Mesela hapishaneler: (Öncelikle, ‘Ceza İnfaz Sisteminde Sivil Toplum Derneği/Türkiye Hapishane Çalışmaları Merkezi’ (CİSST/TCPS), mahpus öğrenci sayısının 70 bin olduğu yönündeki haberlere ilişkin yapılan açıklamada, “Adalet Bakanlığı’nın verdiği rakamların çelişkili olduğunu belirtti. Bakanlık CHP milletvekillerine verdiği cevaplarda Gamze Akkuş İlgezdi’ye mahpus öğrenci sayısını 69 bin 301, Sezgin Tanrıkulu’na 35 bin 647 olarak belirtti,”[158] notunun altını çizerek aktaralım.):

• Adalet Bakanlığı, cezaevlerinde 69 bin 301 öğrencinin olduğunu açıkladı. Adalet Bakanlığı’nın verilerine göre, Türkiye’deki cezaevlerinde 2013 Mayıs ayı itibariyle 2 bin 776 tutuklu ve hükümlü öğrenci bulunuyordu. Bu sayı 2016 yılı sonu itibariyle 25 kat artarak, 69 bin 301’ e yükseldi. Bu tarihin en yüksek mahkûm sayısı…[159]

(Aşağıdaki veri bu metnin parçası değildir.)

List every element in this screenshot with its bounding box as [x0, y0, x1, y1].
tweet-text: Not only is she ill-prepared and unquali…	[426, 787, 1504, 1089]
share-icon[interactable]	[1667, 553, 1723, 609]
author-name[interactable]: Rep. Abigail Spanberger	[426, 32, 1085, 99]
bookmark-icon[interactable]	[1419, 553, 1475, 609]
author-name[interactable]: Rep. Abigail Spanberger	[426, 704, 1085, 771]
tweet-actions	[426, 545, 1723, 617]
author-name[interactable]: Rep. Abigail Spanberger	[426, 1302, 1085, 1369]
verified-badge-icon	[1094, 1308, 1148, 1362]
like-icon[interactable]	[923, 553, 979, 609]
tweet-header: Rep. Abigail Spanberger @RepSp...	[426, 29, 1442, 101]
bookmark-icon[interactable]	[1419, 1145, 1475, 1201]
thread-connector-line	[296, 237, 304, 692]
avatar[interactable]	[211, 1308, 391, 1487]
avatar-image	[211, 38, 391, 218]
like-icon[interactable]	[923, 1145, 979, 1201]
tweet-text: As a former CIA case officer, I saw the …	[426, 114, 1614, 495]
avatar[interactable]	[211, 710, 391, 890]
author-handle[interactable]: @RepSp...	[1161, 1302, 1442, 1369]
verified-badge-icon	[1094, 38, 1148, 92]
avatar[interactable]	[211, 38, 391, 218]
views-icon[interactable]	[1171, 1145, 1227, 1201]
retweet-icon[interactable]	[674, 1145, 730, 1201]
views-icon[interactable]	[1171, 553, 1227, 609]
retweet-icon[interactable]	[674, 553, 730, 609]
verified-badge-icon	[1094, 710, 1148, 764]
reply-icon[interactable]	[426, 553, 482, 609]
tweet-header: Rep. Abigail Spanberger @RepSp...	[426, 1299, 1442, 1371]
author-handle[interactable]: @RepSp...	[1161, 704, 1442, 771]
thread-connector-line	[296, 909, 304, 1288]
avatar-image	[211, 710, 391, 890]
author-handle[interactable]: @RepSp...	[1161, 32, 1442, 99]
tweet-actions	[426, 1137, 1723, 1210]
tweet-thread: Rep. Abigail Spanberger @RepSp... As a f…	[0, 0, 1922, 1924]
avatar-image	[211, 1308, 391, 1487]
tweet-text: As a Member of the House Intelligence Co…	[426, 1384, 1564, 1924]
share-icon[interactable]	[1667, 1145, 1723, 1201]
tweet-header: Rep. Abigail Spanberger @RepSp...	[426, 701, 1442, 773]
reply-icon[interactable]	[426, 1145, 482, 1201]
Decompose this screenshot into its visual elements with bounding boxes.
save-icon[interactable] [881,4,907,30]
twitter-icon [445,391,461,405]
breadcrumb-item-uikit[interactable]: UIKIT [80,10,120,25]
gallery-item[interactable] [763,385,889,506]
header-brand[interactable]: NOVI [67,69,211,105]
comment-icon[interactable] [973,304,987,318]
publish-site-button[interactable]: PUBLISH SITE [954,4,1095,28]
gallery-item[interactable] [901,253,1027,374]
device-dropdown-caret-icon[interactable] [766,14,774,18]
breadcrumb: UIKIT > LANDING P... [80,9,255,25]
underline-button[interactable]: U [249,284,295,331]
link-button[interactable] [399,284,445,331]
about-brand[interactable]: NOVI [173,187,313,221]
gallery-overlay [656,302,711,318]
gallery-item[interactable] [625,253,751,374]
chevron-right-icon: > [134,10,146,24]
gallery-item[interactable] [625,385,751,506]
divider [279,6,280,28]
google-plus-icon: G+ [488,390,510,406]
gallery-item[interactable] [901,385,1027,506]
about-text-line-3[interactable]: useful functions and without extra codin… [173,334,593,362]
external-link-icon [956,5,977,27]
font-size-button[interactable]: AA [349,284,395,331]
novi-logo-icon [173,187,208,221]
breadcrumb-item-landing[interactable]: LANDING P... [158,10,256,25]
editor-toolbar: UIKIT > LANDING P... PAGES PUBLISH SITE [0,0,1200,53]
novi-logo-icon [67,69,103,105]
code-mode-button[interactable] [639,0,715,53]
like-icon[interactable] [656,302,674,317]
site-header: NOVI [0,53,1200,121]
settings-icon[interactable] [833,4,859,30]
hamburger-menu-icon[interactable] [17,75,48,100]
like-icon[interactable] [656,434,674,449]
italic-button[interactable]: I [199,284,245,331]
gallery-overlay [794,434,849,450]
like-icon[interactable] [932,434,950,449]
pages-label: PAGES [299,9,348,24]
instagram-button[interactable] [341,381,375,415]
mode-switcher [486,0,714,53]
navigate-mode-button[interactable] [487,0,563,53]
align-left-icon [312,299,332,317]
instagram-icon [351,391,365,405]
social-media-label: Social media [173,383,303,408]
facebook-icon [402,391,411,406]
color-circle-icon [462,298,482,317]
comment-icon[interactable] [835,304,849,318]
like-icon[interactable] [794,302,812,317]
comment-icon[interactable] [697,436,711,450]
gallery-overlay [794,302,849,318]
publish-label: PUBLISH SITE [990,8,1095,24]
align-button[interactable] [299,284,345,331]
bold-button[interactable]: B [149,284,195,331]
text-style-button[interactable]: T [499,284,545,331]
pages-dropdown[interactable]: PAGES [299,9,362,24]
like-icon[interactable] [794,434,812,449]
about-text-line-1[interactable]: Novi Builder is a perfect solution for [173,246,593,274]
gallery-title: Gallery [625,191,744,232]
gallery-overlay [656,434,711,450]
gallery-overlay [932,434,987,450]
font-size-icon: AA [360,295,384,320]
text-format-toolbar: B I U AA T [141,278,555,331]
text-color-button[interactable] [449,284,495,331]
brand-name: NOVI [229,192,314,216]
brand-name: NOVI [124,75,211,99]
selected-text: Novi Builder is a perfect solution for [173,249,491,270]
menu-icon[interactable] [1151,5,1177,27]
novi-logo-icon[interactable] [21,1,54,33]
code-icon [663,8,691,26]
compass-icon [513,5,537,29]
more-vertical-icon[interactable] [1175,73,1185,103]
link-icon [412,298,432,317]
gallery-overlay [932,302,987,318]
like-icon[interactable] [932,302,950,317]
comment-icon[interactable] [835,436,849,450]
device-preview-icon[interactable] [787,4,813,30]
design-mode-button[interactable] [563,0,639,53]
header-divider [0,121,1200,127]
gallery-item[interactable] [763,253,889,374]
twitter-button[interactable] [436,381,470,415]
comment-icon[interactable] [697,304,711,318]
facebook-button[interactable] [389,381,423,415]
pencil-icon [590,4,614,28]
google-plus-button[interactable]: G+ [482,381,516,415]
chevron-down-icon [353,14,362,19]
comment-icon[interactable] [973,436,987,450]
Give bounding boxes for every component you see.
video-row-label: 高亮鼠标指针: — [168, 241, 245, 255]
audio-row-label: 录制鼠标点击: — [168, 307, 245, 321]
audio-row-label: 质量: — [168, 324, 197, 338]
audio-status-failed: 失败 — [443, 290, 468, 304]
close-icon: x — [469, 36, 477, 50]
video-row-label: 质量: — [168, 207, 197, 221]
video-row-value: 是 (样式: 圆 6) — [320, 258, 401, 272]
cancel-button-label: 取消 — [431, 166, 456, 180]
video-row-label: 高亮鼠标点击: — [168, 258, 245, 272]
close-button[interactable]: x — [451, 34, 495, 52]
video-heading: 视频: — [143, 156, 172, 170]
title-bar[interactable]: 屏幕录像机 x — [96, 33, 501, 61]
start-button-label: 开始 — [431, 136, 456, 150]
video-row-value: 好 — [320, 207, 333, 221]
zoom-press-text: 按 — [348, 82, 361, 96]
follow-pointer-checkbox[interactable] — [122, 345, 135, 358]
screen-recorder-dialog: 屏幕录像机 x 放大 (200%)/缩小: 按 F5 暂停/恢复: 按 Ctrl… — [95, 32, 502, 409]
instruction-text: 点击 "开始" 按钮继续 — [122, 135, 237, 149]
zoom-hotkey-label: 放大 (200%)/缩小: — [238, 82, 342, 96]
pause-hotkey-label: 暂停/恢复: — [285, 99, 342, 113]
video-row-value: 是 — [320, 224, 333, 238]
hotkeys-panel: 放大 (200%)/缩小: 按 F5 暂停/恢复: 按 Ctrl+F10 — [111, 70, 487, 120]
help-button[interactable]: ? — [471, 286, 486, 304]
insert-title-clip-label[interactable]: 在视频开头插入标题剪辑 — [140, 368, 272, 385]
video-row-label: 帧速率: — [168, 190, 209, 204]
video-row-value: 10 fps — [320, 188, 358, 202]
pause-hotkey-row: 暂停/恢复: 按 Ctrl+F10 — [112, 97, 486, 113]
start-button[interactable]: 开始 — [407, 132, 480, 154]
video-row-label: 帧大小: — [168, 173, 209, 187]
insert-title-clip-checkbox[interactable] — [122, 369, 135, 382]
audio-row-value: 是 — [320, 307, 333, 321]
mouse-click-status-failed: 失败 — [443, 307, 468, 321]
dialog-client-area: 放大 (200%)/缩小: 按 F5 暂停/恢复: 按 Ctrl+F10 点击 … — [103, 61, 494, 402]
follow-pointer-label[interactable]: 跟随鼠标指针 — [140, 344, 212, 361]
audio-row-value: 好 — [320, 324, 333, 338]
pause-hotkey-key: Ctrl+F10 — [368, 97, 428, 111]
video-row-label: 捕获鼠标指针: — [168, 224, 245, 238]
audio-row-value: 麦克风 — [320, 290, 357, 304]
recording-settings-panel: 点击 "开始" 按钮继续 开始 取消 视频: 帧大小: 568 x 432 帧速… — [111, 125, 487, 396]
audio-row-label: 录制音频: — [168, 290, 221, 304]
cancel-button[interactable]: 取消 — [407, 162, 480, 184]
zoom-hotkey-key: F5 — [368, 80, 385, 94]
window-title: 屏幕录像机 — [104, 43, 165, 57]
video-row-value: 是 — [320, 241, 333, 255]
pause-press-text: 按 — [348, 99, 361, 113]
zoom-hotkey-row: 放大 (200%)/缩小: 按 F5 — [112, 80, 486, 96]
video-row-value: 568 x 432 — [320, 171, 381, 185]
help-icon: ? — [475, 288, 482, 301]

• Adalet Bakanlığı verilerine göre hâlen hapiste 70 bine yakın öğrenci var. Hüküm giydiği için okuldan atılmış, kaydını dondurmuş, tutuksuz yargılanan, zaten cezaevinde kalmış, uzun tutukluluktan serbest bırakılan ama yine her an cezaevine konulma riski bulunan binlerce öğrenciyi de bu sayıya eklediğimizde rakam 100 bini geçiyor. Hapisteki öğrenciler, OHAL nedeniyle ders kitaplarına ulaşamıyor, sınavlara giremiyor, üniversiteyi kazananlar kayıt yaptıramıyor…[160]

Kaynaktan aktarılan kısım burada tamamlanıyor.